A new set of protocols and pipelines, implemented in an Alzheimer’s disease research project, will open up previously inaccessible regions of the genome

September 14, 2023

By Rose Miyatsu

Researchers at UC Santa Cruz’s Computational Genomics Lab and their collaborators have released new wet-lab and computational protocols that will make long-read sequencing feasible for large genomics projects. These protocols, which they have already implemented in a National Institute of Health project for Alzheimer’s research, will allow researchers to characterize regions of the genome that were previously inaccessible with short-read technology. This could have major implications for future studies on human health, as a number of these unexplored regions can contain medically relevant variations. 

In a paper published in Nature Methods today, the researchers have made their data, sequencing pipelines, and informatics pipelines freely available for others to use for the benefit of future large-scale genomics projects.

The importance of long reads

In projects that involve DNA and RNA sequencing, researchers have a choice between a number of methods for reading the genetic material that all have their advantages and disadvantages. These methods are categorized into “short read” and “long read” technologies. 

Short reads sequence multiple small sections of DNA strands from the same sample, which then get pieced together using computational tools that identify where these small bits overlap in order to reconstruct a full sequence. This method is usually highly accurate, but has limitations. For example, short reads don’t work for regions of DNA that have a lot of repetition, and are not very good at identifying the large variations between sequences, known as structural variations, that are longer than the total length of the short reads. 

Long read sequencing, like nanopore sequencing, is a newer innovation that sequences longer sections of DNA or RNA at once. This allows researchers to detect more variation and sequence sections of the genome with heavy repeats that are inaccessible with short reads. 

Projects such as the Telomere-to-Telomere (T2T) Consortium’s completion of a human genome and the assembly of a Human Pangenome reference have showcased how effective long reads can be for assembling sections of the genome that had previously been inaccessible with short-read technology, and how they could help us learn more about genetic disease and human variation. This has created a strong desire among the scientific community to use long reads in more large-scale projects to study medically relevant portions of the genome. 
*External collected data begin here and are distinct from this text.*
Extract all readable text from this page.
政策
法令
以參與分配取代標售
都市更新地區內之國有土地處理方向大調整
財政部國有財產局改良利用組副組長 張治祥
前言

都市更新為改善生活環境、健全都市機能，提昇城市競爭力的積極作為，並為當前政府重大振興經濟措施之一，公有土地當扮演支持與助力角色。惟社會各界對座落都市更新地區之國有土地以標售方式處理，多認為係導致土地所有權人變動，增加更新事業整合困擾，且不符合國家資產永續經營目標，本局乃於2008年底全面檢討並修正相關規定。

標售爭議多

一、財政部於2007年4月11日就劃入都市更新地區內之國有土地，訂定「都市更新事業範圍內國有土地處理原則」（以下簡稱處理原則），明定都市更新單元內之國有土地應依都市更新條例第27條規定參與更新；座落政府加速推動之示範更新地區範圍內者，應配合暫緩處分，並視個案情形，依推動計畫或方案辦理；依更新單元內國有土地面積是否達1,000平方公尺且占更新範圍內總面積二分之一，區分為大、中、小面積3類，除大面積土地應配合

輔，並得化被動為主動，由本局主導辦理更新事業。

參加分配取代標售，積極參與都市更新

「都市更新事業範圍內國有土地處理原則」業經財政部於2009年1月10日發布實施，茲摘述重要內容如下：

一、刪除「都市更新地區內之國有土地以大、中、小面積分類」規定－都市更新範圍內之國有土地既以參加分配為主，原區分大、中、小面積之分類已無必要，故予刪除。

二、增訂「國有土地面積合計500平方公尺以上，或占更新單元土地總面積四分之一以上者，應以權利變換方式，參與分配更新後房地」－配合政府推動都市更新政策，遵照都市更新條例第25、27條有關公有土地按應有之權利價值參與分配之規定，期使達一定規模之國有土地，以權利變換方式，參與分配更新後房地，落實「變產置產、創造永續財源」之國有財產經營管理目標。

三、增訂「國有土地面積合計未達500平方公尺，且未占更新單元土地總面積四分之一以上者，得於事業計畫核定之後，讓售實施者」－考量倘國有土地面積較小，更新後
However, there have been a number of barriers to doing so. For one, the current method for preparing DNA for long reads has lower yields, which means researchers have to set up multiple costly flow cells to get the same output. Additionally, long reads are slightly less accurate than short reads and need to be repeated for higher accuracy, although the technology is constantly increasing in accuracy. Projects such as T2T have overcome these problems by using multiple techniques to get full coverage, but this is laborious and expensive, so researchers have been looking for ways to make studies using just nanopore long-read sequencing feasible. 
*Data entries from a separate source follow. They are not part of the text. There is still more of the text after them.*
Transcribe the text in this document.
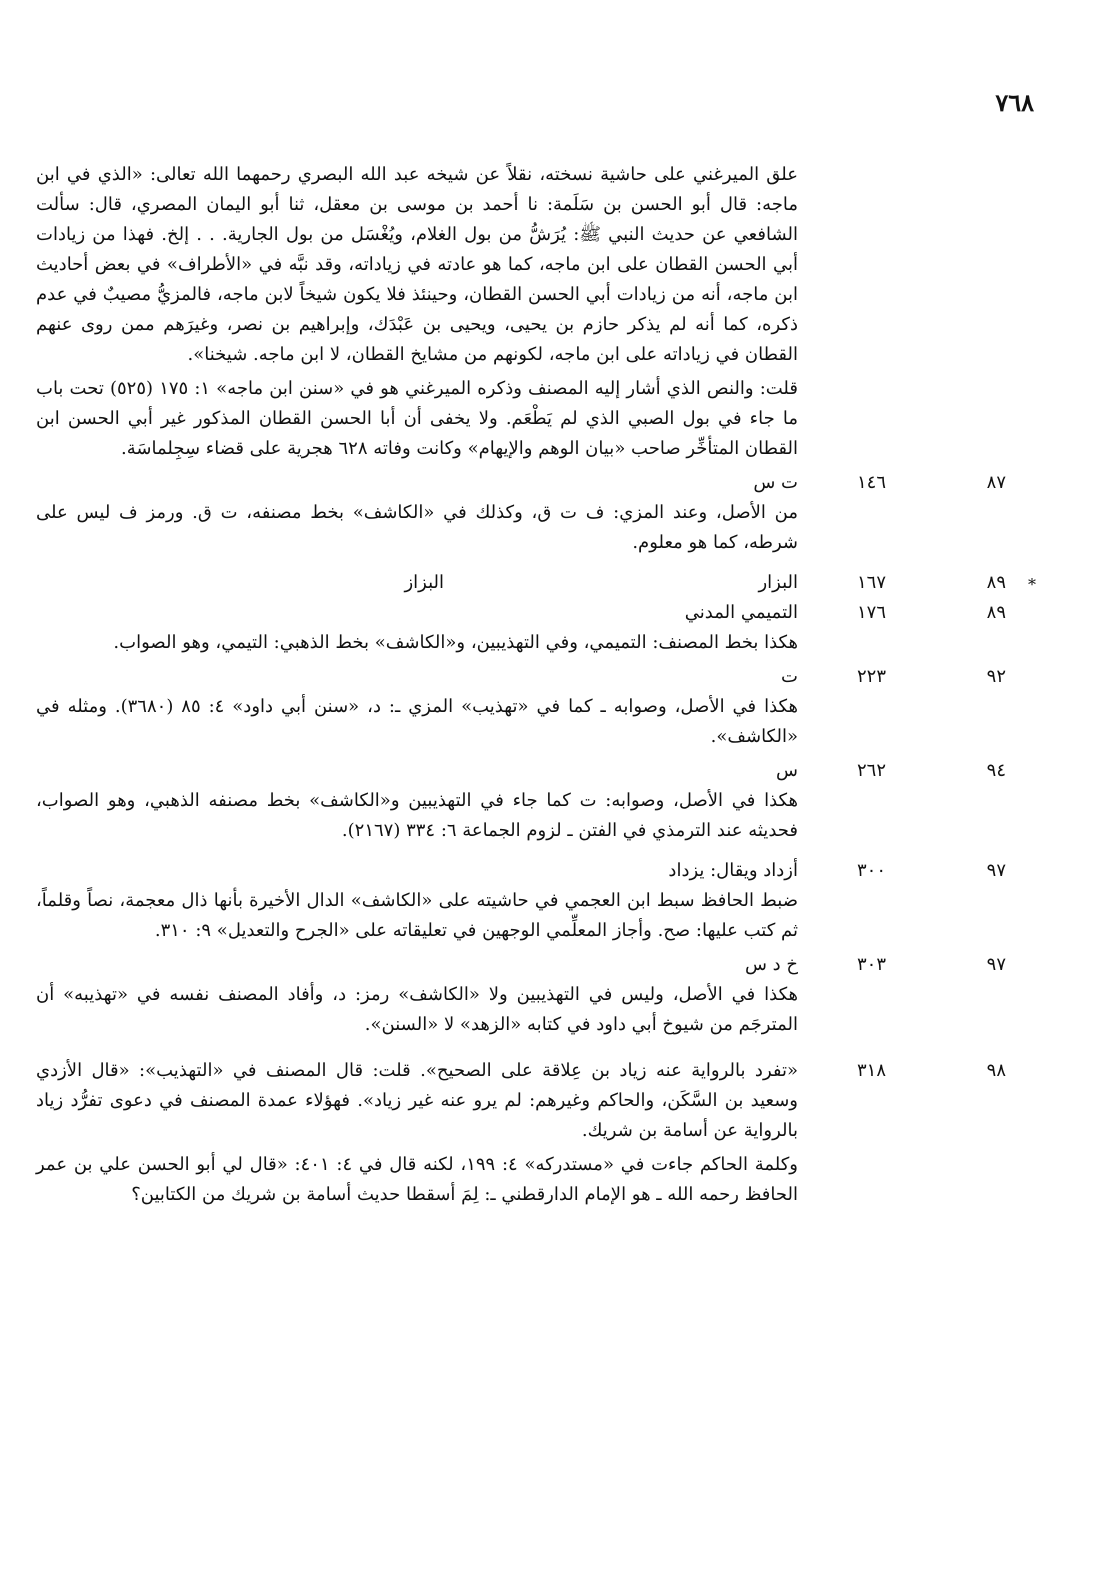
٧٦٨

علق الميرغني على حاشية نسخته، نقلاً عن شيخه عبد الله البصري رحمهما الله تعالى: «الذي في ابن ماجه: قال أبو الحسن بن سَلَمة: نا أحمد بن موسى بن معقل، ثنا أبو اليمان المصري، قال: سألت الشافعي عن حديث النبي ﷺ: يُرَشُّ من بول الغلام، ويُغْسَل من بول الجارية. . . إلخ. فهذا من زيادات أبي الحسن القطان على ابن ماجه، كما هو عادته في زياداته، وقد نبَّه في «الأطراف» في بعض أحاديث ابن ماجه، أنه من زيادات أبي الحسن القطان، وحينئذ فلا يكون شيخاً لابن ماجه، فالمزيُّ مصيبٌ في عدم ذكره، كما أنه لم يذكر حازم بن يحيى، ويحيى بن عَبْدَك، وإبراهيم بن نصر، وغيرَهم ممن روى عنهم القطان في زياداته على ابن ماجه، لكونهم من مشايخ القطان، لا ابن ماجه. شيخنا».

قلت: والنص الذي أشار إليه المصنف وذكره الميرغني هو في «سنن ابن ماجه» ١: ١٧٥ (٥٢٥) تحت باب ما جاء في بول الصبي الذي لم يَطْعَم. ولا يخفى أن أبا الحسن القطان المذكور غير أبي الحسن ابن القطان المتأخِّر صاحب «بيان الوهم والإيهام» وكانت وفاته ٦٢٨ هجرية على قضاء سِجِلماسَة.

٨٧
١٤٦
ت س

من الأصل، وعند المزي: ف ت ق، وكذلك في «الكاشف» بخط مصنفه، ت ق. ورمز ف ليس على شرطه، كما هو معلوم.

*
٨٩
١٦٧
البزار
البزاز
٨٩
١٧٦
التميمي المدني

هكذا بخط المصنف: التميمي، وفي التهذيبين، و«الكاشف» بخط الذهبي: التيمي، وهو الصواب.

٩٢
٢٢٣
ت

هكذا في الأصل، وصوابه ـ كما في «تهذيب» المزي ـ: د، «سنن أبي داود» ٤: ٨٥ (٣٦٨٠). ومثله في «الكاشف».

٩٤
٢٦٢
س

هكذا في الأصل، وصوابه: ت كما جاء في التهذيبين و«الكاشف» بخط مصنفه الذهبي، وهو الصواب، فحديثه عند الترمذي في الفتن ـ لزوم الجماعة ٦: ٣٣٤ (٢١٦٧).

٩٧
٣٠٠
أزداد ويقال: يزداد

ضبط الحافظ سبط ابن العجمي في حاشيته على «الكاشف» الدال الأخيرة بأنها ذال معجمة، نصاً وقلماً، ثم كتب عليها: صح. وأجاز المعلِّمي الوجهين في تعليقاته على «الجرح والتعديل» ٩: ٣١٠.

٩٧
٣٠٣
خ د س

هكذا في الأصل، وليس في التهذيبين ولا «الكاشف» رمز: د، وأفاد المصنف نفسه في «تهذيبه» أن المترجَم من شيوخ أبي داود في كتابه «الزهد» لا «السنن».

٩٨
٣١٨

«تفرد بالرواية عنه زياد بن عِلاقة على الصحيح». قلت: قال المصنف في «التهذيب»: «قال الأزدي وسعيد بن السَّكَن، والحاكم وغيرهم: لم يرو عنه غير زياد». فهؤلاء عمدة المصنف في دعوى تفرُّد زياد بالرواية عن أسامة بن شريك.

وكلمة الحاكم جاءت في «مستدركه» ٤: ١٩٩، لكنه قال في ٤: ٤٠١: «قال لي أبو الحسن علي بن عمر الحافظ رحمه الله ـ هو الإمام الدارقطني ـ: لِمَ أسقطا حديث أسامة بن شريك من الكتابين؟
“It may sound simple, but creating scalable protocols to make them practical for large cohorts is a big deal,” said Benedict Paten, associate professor of biomolecular engineering and senior author on the paper. “Many groups are working on this, and I believe our paper is the first to establish a protocol that we have demonstrated is cost-efficient and practical enough to be used for large-scale genomic studies.”

Creating open-source resources 

The new protocols and pipelines outlined in the Nature Methods paper make it possible to detect variations using only ONT reads at a cost similar to that of short read experiments. They can also accurately detect methylation, a chemical modification of DNA that can alter gene expression, which will also be important for medical studies. 
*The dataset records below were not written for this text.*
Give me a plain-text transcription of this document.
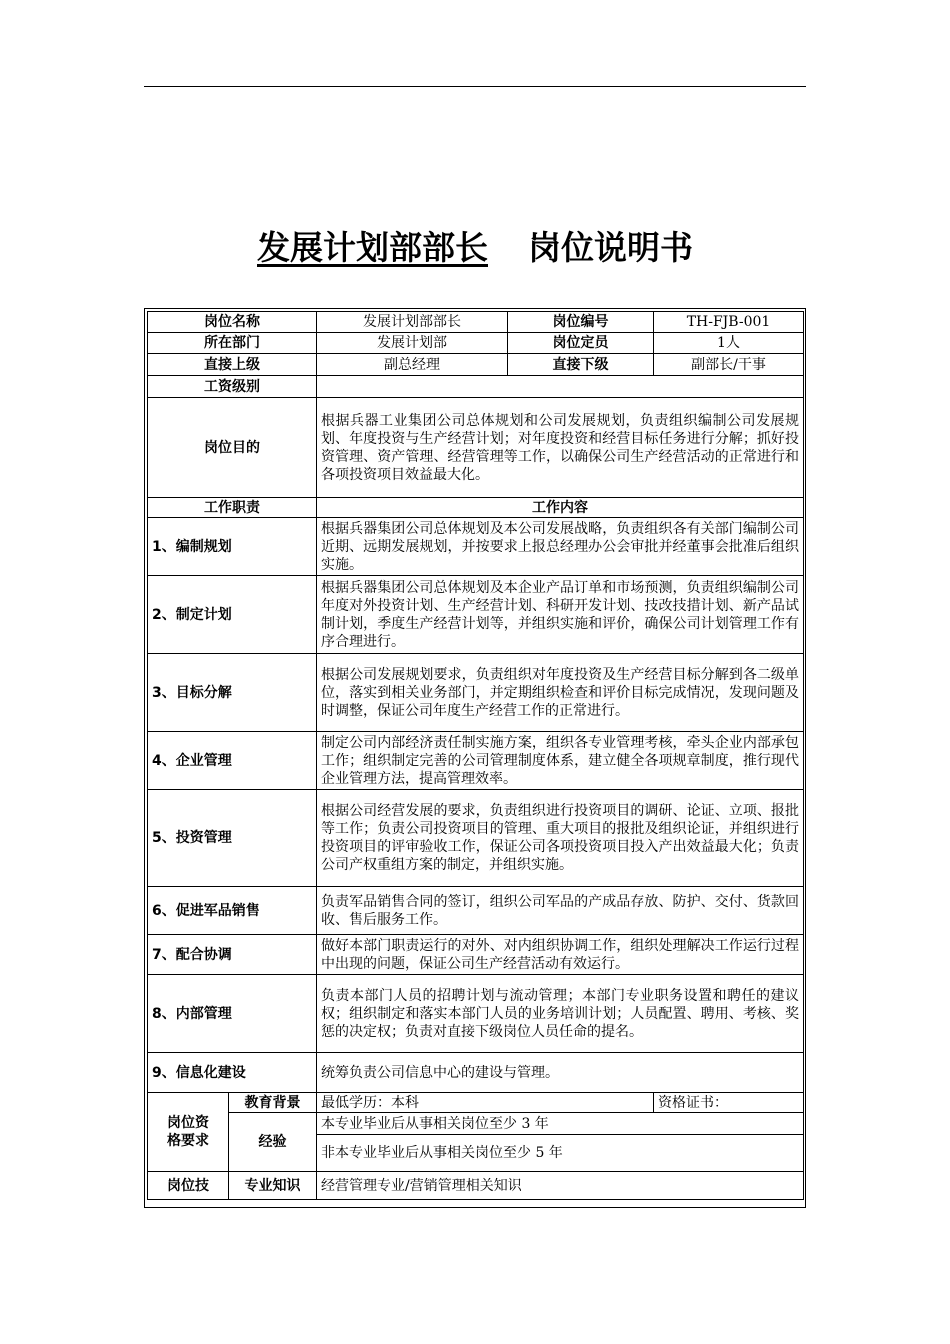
发展计划部部长 岗位说明书
岗位名称		发展计划部部长	岗位编号	TH-FJB-001
所在部门		发展计划部	岗位定员	1人
直接上级		副总经理	直接下级	副部长/干事
工资级别				
岗位目的		根据兵器工业集团公司总体规划和公司发展规划，负责组织编制公司发展规划、年度投资与生产经营计划；对年度投资和经营目标任务进行分解；抓好投资管理、资产管理、经营管理等工作，以确保公司生产经营活动的正常进行和各项投资项目效益最大化。		
工作职责		工作内容		
1、编制规划		根据兵器集团公司总体规划及本公司发展战略，负责组织各有关部门编制公司近期、远期发展规划，并按要求上报总经理办公会审批并经董事会批准后组织实施。		
2、制定计划		根据兵器集团公司总体规划及本企业产品订单和市场预测，负责组织编制公司年度对外投资计划、生产经营计划、科研开发计划、技改技措计划、新产品试制计划，季度生产经营计划等，并组织实施和评价，确保公司计划管理工作有序合理进行。		
3、目标分解		根据公司发展规划要求，负责组织对年度投资及生产经营目标分解到各二级单位，落实到相关业务部门，并定期组织检查和评价目标完成情况，发现问题及时调整，保证公司年度生产经营工作的正常进行。		
4、企业管理		制定公司内部经济责任制实施方案，组织各专业管理考核，牵头企业内部承包工作；组织制定完善的公司管理制度体系，建立健全各项规章制度，推行现代企业管理方法，提高管理效率。		
5、投资管理		根据公司经营发展的要求，负责组织进行投资项目的调研、论证、立项、报批等工作；负责公司投资项目的管理、重大项目的报批及组织论证，并组织进行投资项目的评审验收工作，保证公司各项投资项目投入产出效益最大化；负责公司产权重组方案的制定，并组织实施。		
6、促进军品销售		负责军品销售合同的签订，组织公司军品的产成品存放、防护、交付、货款回收、售后服务工作。		
7、配合协调		做好本部门职责运行的对外、对内组织协调工作，组织处理解决工作运行过程中出现的问题，保证公司生产经营活动有效运行。		
8、内部管理		负责本部门人员的招聘计划与流动管理；本部门专业职务设置和聘任的建议权；组织制定和落实本部门人员的业务培训计划；人员配置、聘用、考核、奖惩的决定权；负责对直接下级岗位人员任命的提名。		
9、信息化建设		统筹负责公司信息中心的建设与管理。		

岗位资
格要求	教育背景	最低学历：本科		资格证书：
	经验	本专业毕业后从事相关岗位至少 3 年		
		非本专业毕业后从事相关岗位至少 5 年		
岗位技	专业知识	经营管理专业/营销管理相关知识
The protocol has already been applied to cell lines and brain tissue samples in a pilot project for NIH Center for Alzheimer’s and Related Dementias (CARD) and has been found to be more effective than short read sequencing at identifying structural variants that could be important to understanding disease.

The authors hope that the new protocols will be quickly adopted by the larger genomics community to make new discoveries. To better facilitate their use, they have worked to make the new resources as open as possible. In line with the mission of their parent organizations — the UC Santa Cruz Genomics Institute and Baskin School of Engineering — to promote open science, the Computational Genomics Lab has made the informatics pipeline available as an easy-to-run open-source software package. The cell line data is also available through the Terra workspace on the AnVIL platform.

The UC Santa Cruz Genomics Institute is housed under the Baskin School of Engineering and is one of the premier public institutions for storing, cataloging, assembling, validating, and analyzing huge volumes of genomic data. Its mission is to use genomics to positively impact health and nature. It creates advanced technologies and open-source genomics platforms to unravel evolutionary patterns, molecular processes, and the underpinnings of disease. The Genomics Institute is dedicated to openly and responsibly sharing what it learns and creates in order to contribute to creating a healthier world.